To paraphrase a great movie about Russians accidentally invading the U.S., ‘The Robots Are Coming! The Robots Are Coming!‘ Indeed, they’re already here. They’re just not smart enough yet to rule the world. Steve Ranger thinks artificial intelligence (AI) has a big problem. Human stupidity.
The closest most of us get to artificial intelligence is, 1) Siri or other digital assistants in our machines, 2) politicians, 3) talking heads on cable news channels, 4) various and sundry relatives.
AI has a distinct definition:
Artificial intelligence is intelligence exhibited by machines. In computer science, an ideal “intelligent” machine is a flexible rational agent that perceives its environment and takes actions that maximize its chance of success at some goal. Colloquially, the term “artificial intelligence” is applied when a machine mimics “cognitive” functions that humans associate with other human minds, such as “learning” and “problem solving”. As machines become increasingly capable, mental facilities once thought to require intelligence are removed from the definition.
A credit card processing device which reads our credit card account number is no longer considered AI, but a device– Mac, iPhone, iPad, Watch– that interacts with voice commands and responses is. Your iPhone is an AI device. Ditto for others that use machine learning to communicate with humans.

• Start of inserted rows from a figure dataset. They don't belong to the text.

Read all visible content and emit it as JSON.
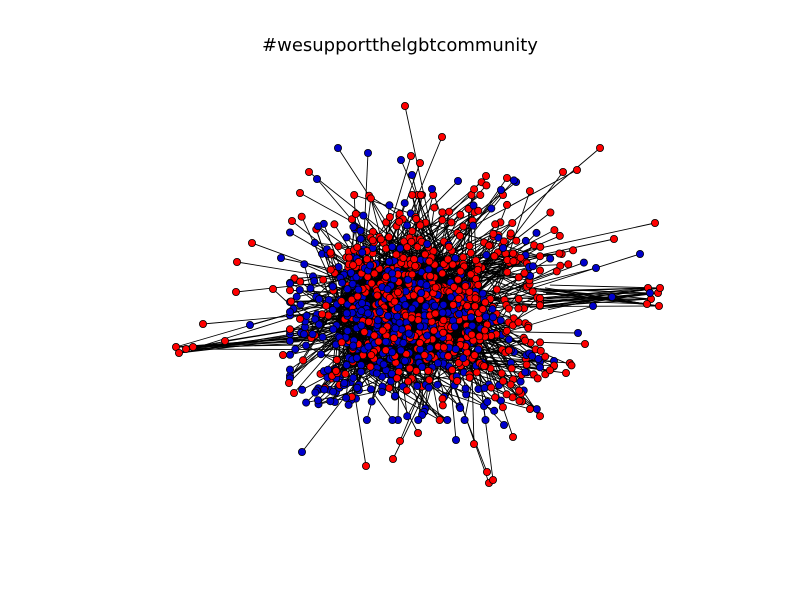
{
  "figure": {
    "title": "#wesupportthelgbtcommunity"
  },
  "chart_data": {
    "type": "network",
    "title": "#wesupportthelgbtcommunity",
    "node_classes": [
      {
        "color": "#ff0000",
        "approx_count": 600
      },
      {
        "color": "#0000cc",
        "approx_count": 550
      }
    ],
    "edge_color": "#000000",
    "node_outline_color": "#000000",
    "axes_visible": false,
    "grid": false,
    "legend": "none"
  }
}
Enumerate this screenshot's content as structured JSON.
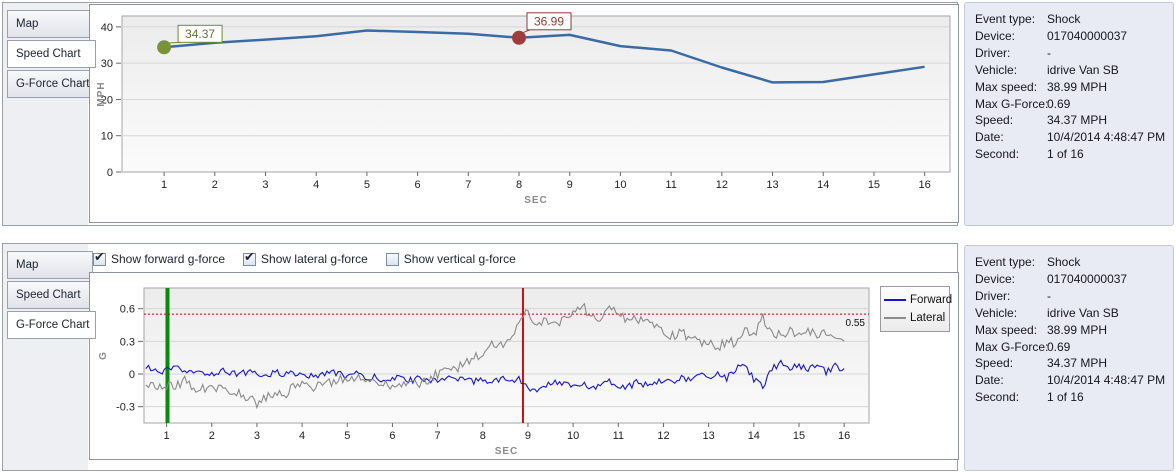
{
  "tabs": {
    "items": [
      "Map",
      "Speed Chart",
      "G-Force Chart"
    ],
    "top_selected_index": 1,
    "bottom_selected_index": 2
  },
  "gforce_controls": {
    "checkboxes": [
      {
        "label": "Show forward g-force",
        "checked": true
      },
      {
        "label": "Show lateral g-force",
        "checked": true
      },
      {
        "label": "Show vertical g-force",
        "checked": false
      }
    ]
  },
  "info": {
    "rows": [
      {
        "label": "Event type:",
        "value": "Shock"
      },
      {
        "label": "Device:",
        "value": "017040000037"
      },
      {
        "label": "Driver:",
        "value": "-"
      },
      {
        "label": "Vehicle:",
        "value": "idrive Van SB"
      },
      {
        "label": "Max speed:",
        "value": "38.99 MPH"
      },
      {
        "label": "Max G-Force:",
        "value": "0.69"
      },
      {
        "label": "Speed:",
        "value": "34.37 MPH"
      },
      {
        "label": "Date:",
        "value": "10/4/2014 4:48:47 PM"
      },
      {
        "label": "Second:",
        "value": "1 of 16"
      }
    ]
  },
  "chart_data": [
    {
      "type": "line",
      "title": "",
      "xlabel": "SEC",
      "ylabel": "MPH",
      "x": [
        1,
        2,
        3,
        4,
        5,
        6,
        7,
        8,
        9,
        10,
        11,
        12,
        13,
        14,
        15,
        16
      ],
      "series": [
        {
          "name": "Speed",
          "color": "#3a6ba6",
          "values": [
            34.37,
            35.6,
            36.5,
            37.4,
            38.99,
            38.6,
            38.1,
            36.99,
            37.8,
            34.7,
            33.5,
            28.8,
            24.7,
            24.8,
            26.9,
            29.0
          ]
        }
      ],
      "yticks": [
        0,
        10,
        20,
        30,
        40
      ],
      "xticks": [
        1,
        2,
        3,
        4,
        5,
        6,
        7,
        8,
        9,
        10,
        11,
        12,
        13,
        14,
        15,
        16
      ],
      "ylim": [
        0,
        43
      ],
      "xlim": [
        0.17,
        16.5
      ],
      "grid": "horizontal",
      "markers": [
        {
          "x": 1,
          "y": 34.37,
          "label": "34.37",
          "fill": "#7a9336",
          "border": "#6d8a2a",
          "text_color": "#5c7426"
        },
        {
          "x": 8,
          "y": 36.99,
          "label": "36.99",
          "fill": "#a03c3c",
          "border": "#8f3a3a",
          "text_color": "#8f3a3a"
        }
      ]
    },
    {
      "type": "line",
      "title": "",
      "xlabel": "SEC",
      "ylabel": "G",
      "yticks": [
        -0.3,
        0,
        0.3,
        0.6
      ],
      "xticks": [
        1,
        2,
        3,
        4,
        5,
        6,
        7,
        8,
        9,
        10,
        11,
        12,
        13,
        14,
        15,
        16
      ],
      "ylim": [
        -0.45,
        0.79
      ],
      "xlim": [
        0.5,
        16.55
      ],
      "grid": "horizontal",
      "series": [
        {
          "name": "Forward",
          "color": "#1515d0",
          "x0": 0.6,
          "dx": 0.2,
          "noise": 0.03,
          "values": [
            0.05,
            0.02,
            0.03,
            0.05,
            0.03,
            0.0,
            0.02,
            0.0,
            0.03,
            0.02,
            0.0,
            0.02,
            0.0,
            -0.02,
            0.02,
            0.0,
            0.02,
            -0.03,
            0.0,
            -0.02,
            0.02,
            0.0,
            -0.02,
            0.0,
            -0.05,
            -0.03,
            -0.05,
            -0.05,
            -0.03,
            -0.06,
            -0.04,
            -0.05,
            -0.05,
            -0.04,
            -0.06,
            -0.05,
            -0.07,
            -0.05,
            -0.06,
            -0.04,
            -0.07,
            -0.05,
            -0.12,
            -0.18,
            -0.1,
            -0.06,
            -0.1,
            -0.12,
            -0.08,
            -0.12,
            -0.1,
            -0.06,
            -0.1,
            -0.12,
            -0.08,
            -0.1,
            -0.07,
            -0.05,
            -0.08,
            -0.03,
            -0.06,
            0.0,
            -0.05,
            0.02,
            -0.04,
            0.05,
            0.08,
            -0.05,
            -0.12,
            0.05,
            0.1,
            0.05,
            0.08,
            0.03,
            0.08,
            0.02,
            0.07,
            0.05
          ]
        },
        {
          "name": "Lateral",
          "color": "#8a8a8a",
          "x0": 0.6,
          "dx": 0.2,
          "noise": 0.045,
          "values": [
            -0.1,
            -0.13,
            -0.1,
            -0.12,
            -0.05,
            -0.13,
            -0.12,
            -0.15,
            -0.13,
            -0.16,
            -0.18,
            -0.22,
            -0.27,
            -0.22,
            -0.18,
            -0.2,
            -0.12,
            -0.1,
            -0.12,
            -0.1,
            -0.08,
            -0.05,
            -0.03,
            -0.05,
            -0.03,
            -0.05,
            -0.08,
            -0.1,
            -0.08,
            -0.1,
            -0.08,
            -0.05,
            0.0,
            0.02,
            0.05,
            0.1,
            0.15,
            0.2,
            0.28,
            0.25,
            0.3,
            0.45,
            0.58,
            0.45,
            0.48,
            0.45,
            0.5,
            0.55,
            0.65,
            0.5,
            0.52,
            0.6,
            0.55,
            0.5,
            0.52,
            0.48,
            0.42,
            0.4,
            0.35,
            0.38,
            0.32,
            0.3,
            0.28,
            0.25,
            0.3,
            0.28,
            0.42,
            0.35,
            0.52,
            0.38,
            0.35,
            0.4,
            0.35,
            0.42,
            0.35,
            0.38,
            0.32,
            0.3
          ]
        }
      ],
      "threshold": {
        "y": 0.55,
        "label": "0.55",
        "color": "#cc0000"
      },
      "vlines": [
        {
          "x": 1.02,
          "color": "#0a8a0a",
          "width": 4,
          "name": "start-second-line"
        },
        {
          "x": 8.89,
          "color": "#cc1111",
          "width": 2,
          "name": "event-second-line"
        }
      ],
      "legend": {
        "position": "right",
        "entries": [
          "Forward",
          "Lateral"
        ]
      }
    }
  ]
}
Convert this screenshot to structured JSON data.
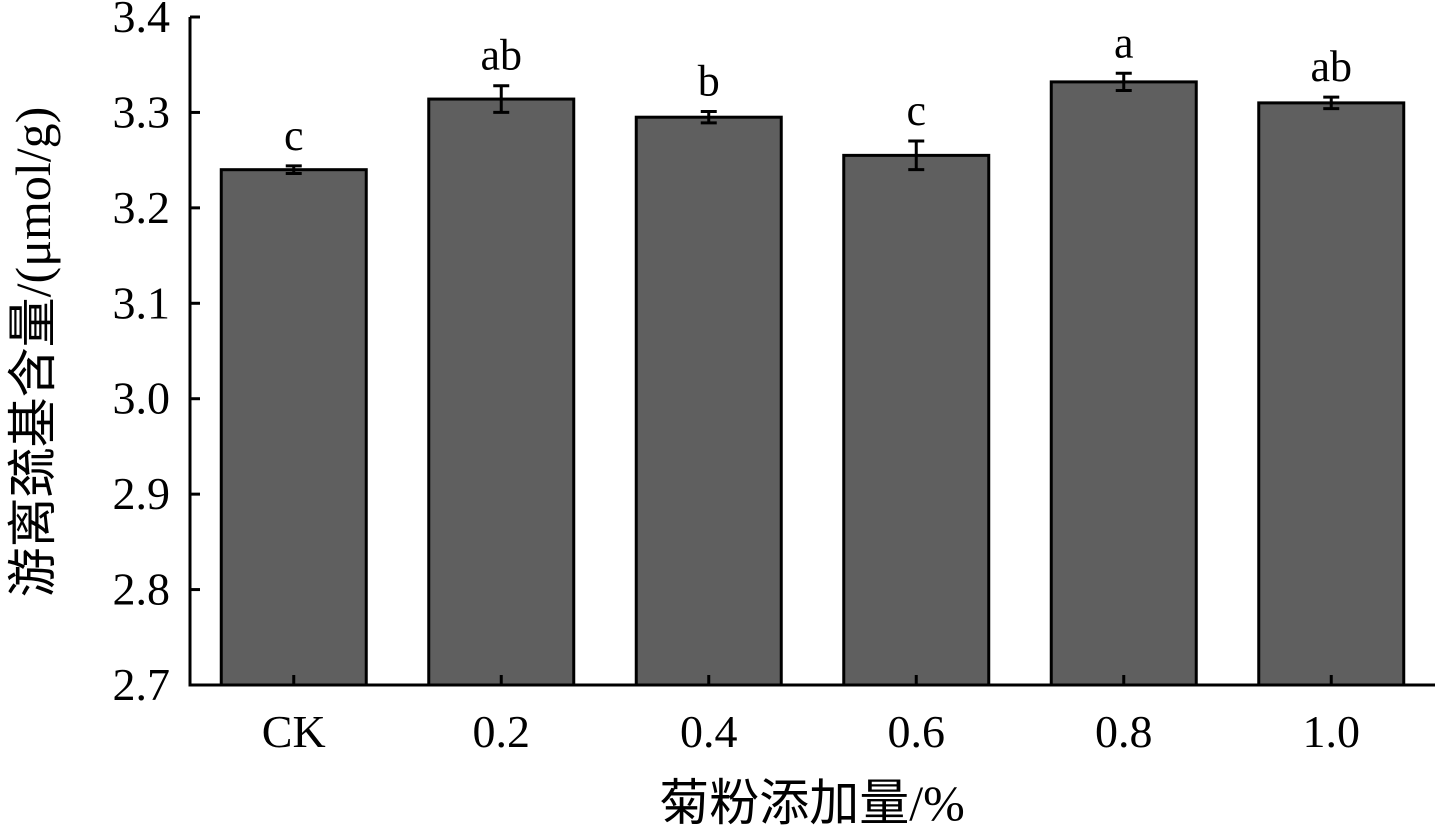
{
  "chart_data": {
    "type": "bar",
    "title": "",
    "xlabel": "菊粉添加量/%",
    "ylabel": "游离巯基含量/(μmol/g)",
    "categories": [
      "CK",
      "0.2",
      "0.4",
      "0.6",
      "0.8",
      "1.0"
    ],
    "values": [
      3.24,
      3.314,
      3.295,
      3.255,
      3.332,
      3.31
    ],
    "errors": [
      0.004,
      0.014,
      0.006,
      0.015,
      0.009,
      0.006
    ],
    "significance_labels": [
      "c",
      "ab",
      "b",
      "c",
      "a",
      "ab"
    ],
    "ylim": [
      2.7,
      3.4
    ],
    "yticks": [
      "2.7",
      "2.8",
      "2.9",
      "3.0",
      "3.1",
      "3.2",
      "3.3",
      "3.4"
    ],
    "grid": false,
    "legend": "none",
    "bar_color": "#5f5f5f",
    "edge_color": "#000000"
  }
}
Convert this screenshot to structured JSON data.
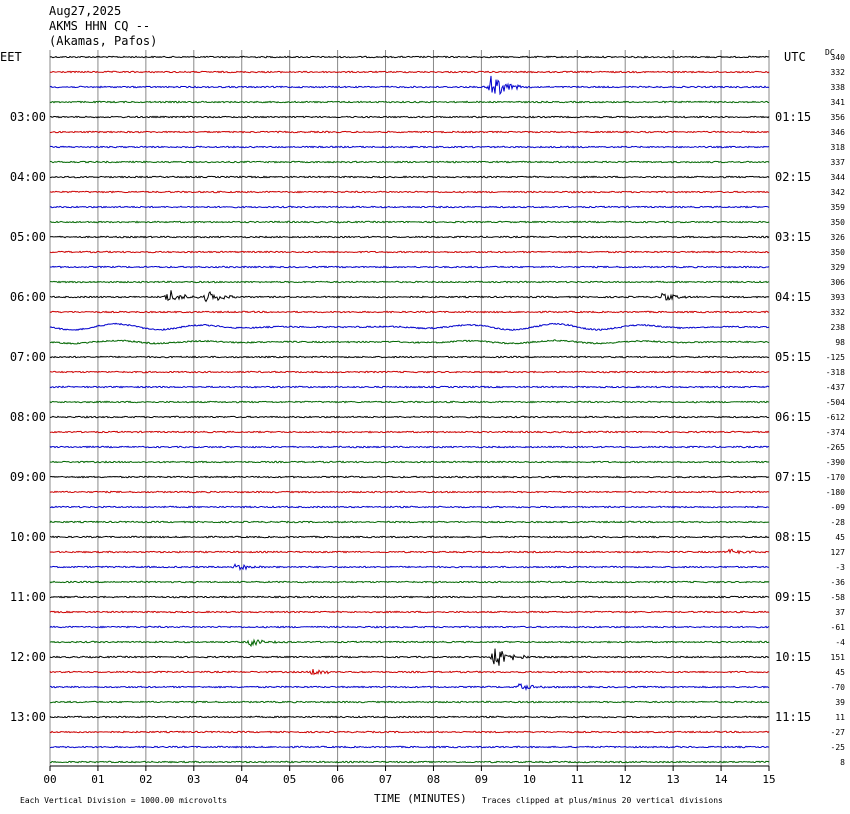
{
  "header": {
    "date": "Aug27,2025",
    "station": "AKMS HHN CQ --",
    "location": "(Akamas, Pafos)"
  },
  "left_timezone": "EET",
  "right_timezone": "UTC",
  "dc_label": "DC",
  "xlabel": "TIME (MINUTES)",
  "footer_left": "Each Vertical Division = 1000.00 microvolts",
  "footer_right": "Traces clipped at plus/minus 20 vertical divisions",
  "colors": {
    "trace_cycle": [
      "#000000",
      "#cc0000",
      "#0000cc",
      "#006600"
    ],
    "grid": "#888888"
  },
  "chart_data": {
    "type": "line",
    "subtype": "helicorder",
    "traces_count": 48,
    "minutes_per_trace": 15,
    "xlim": [
      0,
      15
    ],
    "x_ticks": [
      "00",
      "01",
      "02",
      "03",
      "04",
      "05",
      "06",
      "07",
      "08",
      "09",
      "10",
      "11",
      "12",
      "13",
      "14",
      "15"
    ],
    "left_hour_labels": [
      "03:00",
      "04:00",
      "05:00",
      "06:00",
      "07:00",
      "08:00",
      "09:00",
      "10:00",
      "11:00",
      "12:00",
      "13:00"
    ],
    "right_hour_labels": [
      "01:15",
      "02:15",
      "03:15",
      "04:15",
      "05:15",
      "06:15",
      "07:15",
      "08:15",
      "09:15",
      "10:15",
      "11:15"
    ],
    "hour_label_first_trace": 4,
    "dc_offsets": [
      "340",
      "332",
      "338",
      "341",
      "356",
      "346",
      "318",
      "337",
      "344",
      "342",
      "359",
      "350",
      "326",
      "350",
      "329",
      "306",
      "393",
      "332",
      "238",
      "98",
      "-125",
      "-318",
      "-437",
      "-504",
      "-612",
      "-374",
      "-265",
      "-390",
      "-170",
      "-180",
      "-09",
      "-28",
      "45",
      "127",
      "-3",
      "-36",
      "-58",
      "37",
      "-61",
      "-4",
      "151",
      "45",
      "-70",
      "39",
      "11",
      "-27",
      "-25",
      "8"
    ],
    "events": [
      {
        "trace": 2,
        "minute": 9.2,
        "amplitude": "large"
      },
      {
        "trace": 16,
        "minute": 2.5,
        "amplitude": "medium"
      },
      {
        "trace": 16,
        "minute": 3.3,
        "amplitude": "medium"
      },
      {
        "trace": 16,
        "minute": 12.8,
        "amplitude": "small"
      },
      {
        "trace": 33,
        "minute": 14.2,
        "amplitude": "small"
      },
      {
        "trace": 34,
        "minute": 3.9,
        "amplitude": "small"
      },
      {
        "trace": 39,
        "minute": 4.2,
        "amplitude": "small"
      },
      {
        "trace": 40,
        "minute": 9.3,
        "amplitude": "large"
      },
      {
        "trace": 41,
        "minute": 5.5,
        "amplitude": "small"
      },
      {
        "trace": 42,
        "minute": 9.8,
        "amplitude": "small"
      }
    ]
  }
}
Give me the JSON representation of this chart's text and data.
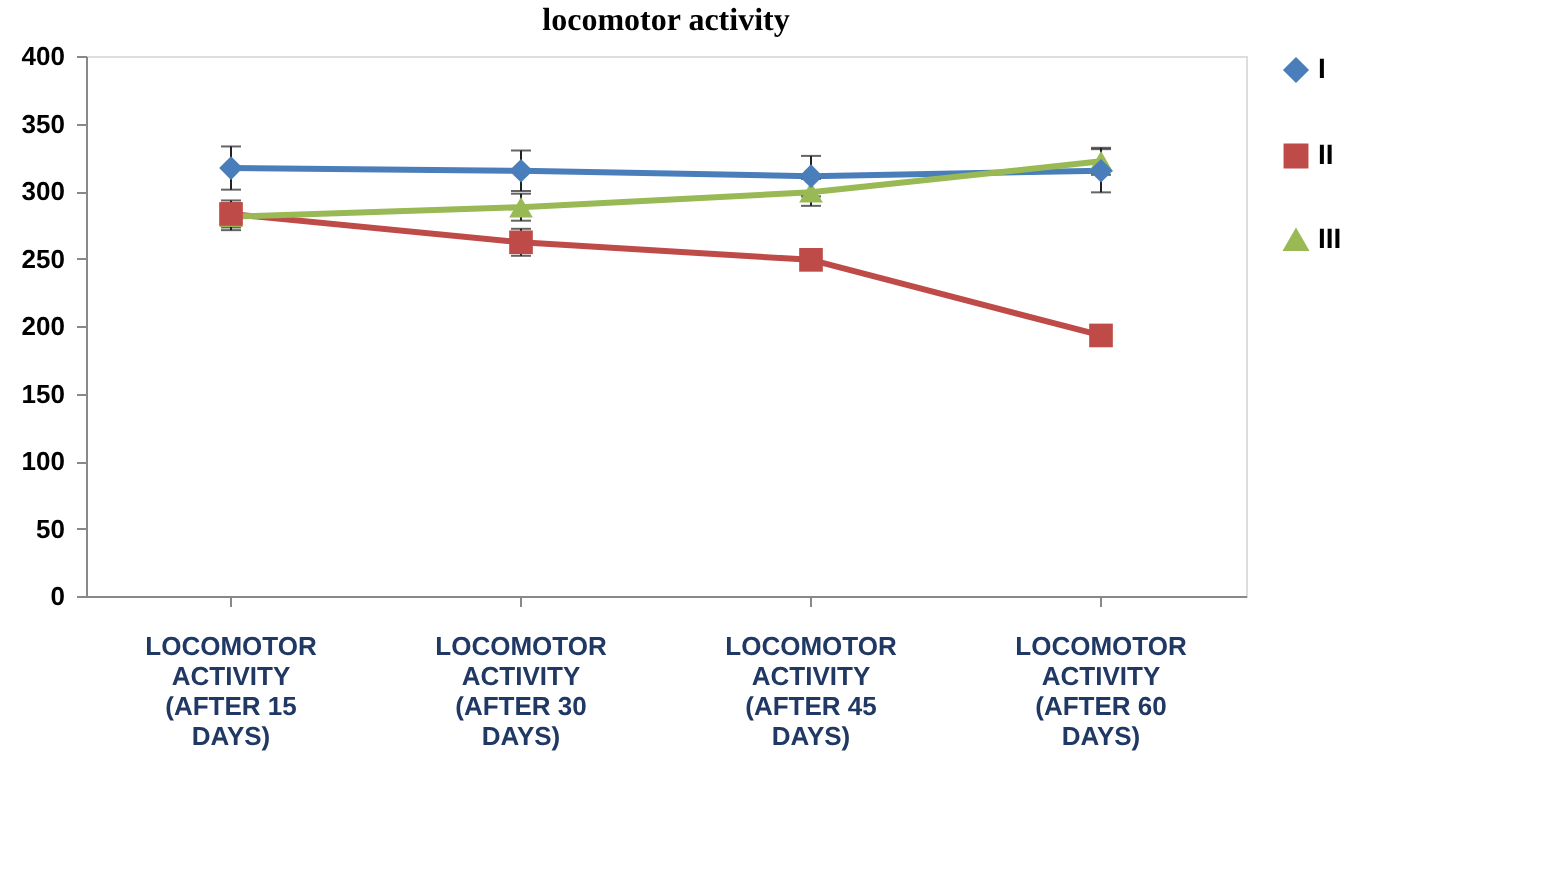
{
  "chart_data": {
    "type": "line",
    "title": "locomotor activity",
    "categories": [
      "LOCOMOTOR\nACTIVITY\n(AFTER 15\nDAYS)",
      "LOCOMOTOR\nACTIVITY\n(AFTER 30\nDAYS)",
      "LOCOMOTOR\nACTIVITY\n(AFTER 45\nDAYS)",
      "LOCOMOTOR\nACTIVITY\n(AFTER 60\nDAYS)"
    ],
    "series": [
      {
        "name": "I",
        "color": "#4a7ebb",
        "marker": "diamond",
        "values": [
          317,
          315,
          311,
          315
        ],
        "errors": [
          16,
          15,
          15,
          16
        ]
      },
      {
        "name": "II",
        "color": "#be4b48",
        "marker": "square",
        "values": [
          283,
          262,
          249,
          193
        ],
        "errors": [
          10,
          10,
          null,
          null
        ]
      },
      {
        "name": "III",
        "color": "#98b954",
        "marker": "triangle",
        "values": [
          281,
          288,
          299,
          322
        ],
        "errors": [
          10,
          10,
          10,
          10
        ]
      }
    ],
    "ylim": [
      0,
      400
    ],
    "yticks": [
      0,
      50,
      100,
      150,
      200,
      250,
      300,
      350,
      400
    ],
    "grid": false,
    "legend": "right",
    "line_style": "solid"
  }
}
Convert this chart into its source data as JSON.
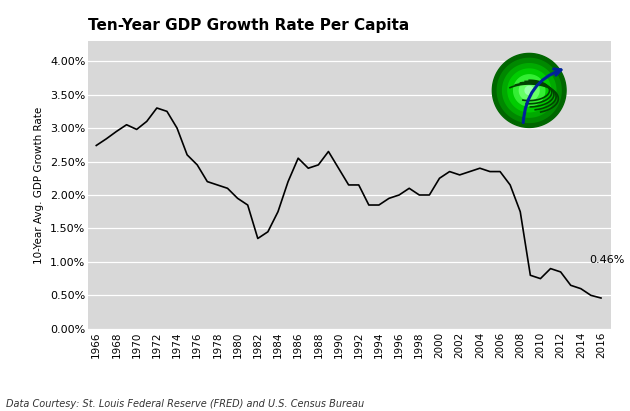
{
  "title": "Ten-Year GDP Growth Rate Per Capita",
  "ylabel": "10-Year Avg. GDP Growth Rate",
  "footer": "Data Courtesy: St. Louis Federal Reserve (FRED) and U.S. Census Bureau",
  "annotation": "0.46%",
  "bg_color": "#d8d8d8",
  "fig_color": "#ffffff",
  "line_color": "#000000",
  "years": [
    1966,
    1967,
    1968,
    1969,
    1970,
    1971,
    1972,
    1973,
    1974,
    1975,
    1976,
    1977,
    1978,
    1979,
    1980,
    1981,
    1982,
    1983,
    1984,
    1985,
    1986,
    1987,
    1988,
    1989,
    1990,
    1991,
    1992,
    1993,
    1994,
    1995,
    1996,
    1997,
    1998,
    1999,
    2000,
    2001,
    2002,
    2003,
    2004,
    2005,
    2006,
    2007,
    2008,
    2009,
    2010,
    2011,
    2012,
    2013,
    2014,
    2015,
    2016
  ],
  "values": [
    0.0274,
    0.0284,
    0.0295,
    0.0305,
    0.0298,
    0.031,
    0.033,
    0.0325,
    0.03,
    0.026,
    0.0245,
    0.022,
    0.0215,
    0.021,
    0.0195,
    0.0185,
    0.0135,
    0.0145,
    0.0175,
    0.022,
    0.0255,
    0.024,
    0.0245,
    0.0265,
    0.024,
    0.0215,
    0.0215,
    0.0185,
    0.0185,
    0.0195,
    0.02,
    0.021,
    0.02,
    0.02,
    0.0225,
    0.0235,
    0.023,
    0.0235,
    0.024,
    0.0235,
    0.0235,
    0.0215,
    0.0175,
    0.008,
    0.0075,
    0.009,
    0.0085,
    0.0065,
    0.006,
    0.005,
    0.0046
  ],
  "ylim": [
    0.0,
    0.043
  ],
  "yticks": [
    0.0,
    0.005,
    0.01,
    0.015,
    0.02,
    0.025,
    0.03,
    0.035,
    0.04
  ],
  "ytick_labels": [
    "0.00%",
    "0.50%",
    "1.00%",
    "1.50%",
    "2.00%",
    "2.50%",
    "3.00%",
    "3.50%",
    "4.00%"
  ],
  "xtick_years": [
    1966,
    1968,
    1970,
    1972,
    1974,
    1976,
    1978,
    1980,
    1982,
    1984,
    1986,
    1988,
    1990,
    1992,
    1994,
    1996,
    1998,
    2000,
    2002,
    2004,
    2006,
    2008,
    2010,
    2012,
    2014,
    2016
  ],
  "xlim": [
    1965.2,
    2017.0
  ]
}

According to Bloomberg’s Jack Clark, 2015 has been a landmark year for artificial intelligence, with the number of software projects that use AI within Google increasing from a “sporadic usage” in 2012 to more than 2,700 projects. Clark also presents factual data indicating that error rates in image processing tasks have fallen significantly since 2011. He attributes this to an increase in affordable neural networks, due to a rise in cloud computing infrastructure and to an increase in research tools and datasets. Other cited examples include Microsoft’s development of a Skype system that can automatically translate from one language to another and Facebook’s system that can describe images to blind people.
Useful operations, but of a pedestrian nature, right?
Ranger sees differences between Siri responding to a query and AI that could match and then exceed capabilities of the human mind.
AI and machine learning will be able to take on even more complicated tasks, but it could still be half a century or more before AI capable of human-level intelligence is built. And, then, even longer before the sort of super-intelligence emerges that excites some, terrifies others and has provided plot lines for science fiction for decades. One may (eventually) lead to the other, but conflating today’s AI and machine learning with tomorrow’s Skynet is not helpful.
So, no Skynet on the visible horizon?
Today’s AI is helping companies to improve customer services or fine tune their decision-making by spotting trends in data that would otherwise be invisible, and helping them automate mundane tasks, or even create whole new services.
Pedestrian, indeed. Human intelligence has a vast spectrum of both knowledge and understanding, both visible, both dynamic, so how should we expect artificial intelligence to be any different?
But perhaps more dangerous is the assumption that we treat AI as a magical, mystical source of truth. As the introduction to our special report makes clear, the output of the algorithm is only ever as good as the data put in, or the rules that humans set. The black box nature of algorithms that can learn and evolve in ways their human developers find hard to follow should not mean that their answers be accepted without question.
Yet, humans take fake news as if it’s real and act accordingly, and seem to be as dismissive of science as easily as calories in a Big Mac are forgotten.
It’s also important to consider the impact of AI in its broadest sense: such technologies have the capability to significantly alter some jobs, create some and destroy others. The developers of this technology and its users need to consider and acknowledge the potential consequences, for good and for ill. AI-powered autonomous vehicles may cut pollution and make travel more efficient and fun — but may also put many drivers out of work as a result.
Will humans be proactive in integrating AI systems appropriately or responsibly, or will greed– as it always has– rule the decisions to implement ever more artificial intelligent systems?
Artificial intelligence and machine learning are not what we need to worry about: rather, it’s failings in human intelligence, and our own ability to learn.
So far, the track record of humans accepting such change hasn’t been very good. As much as I look forward to a Siri-like AI that can interact with humans as a human, I do not relish a world where artificial intelligence and robotic systems do all the work while humans are then free to do anything and everything else. Humans don’t have a good track record for such freedom.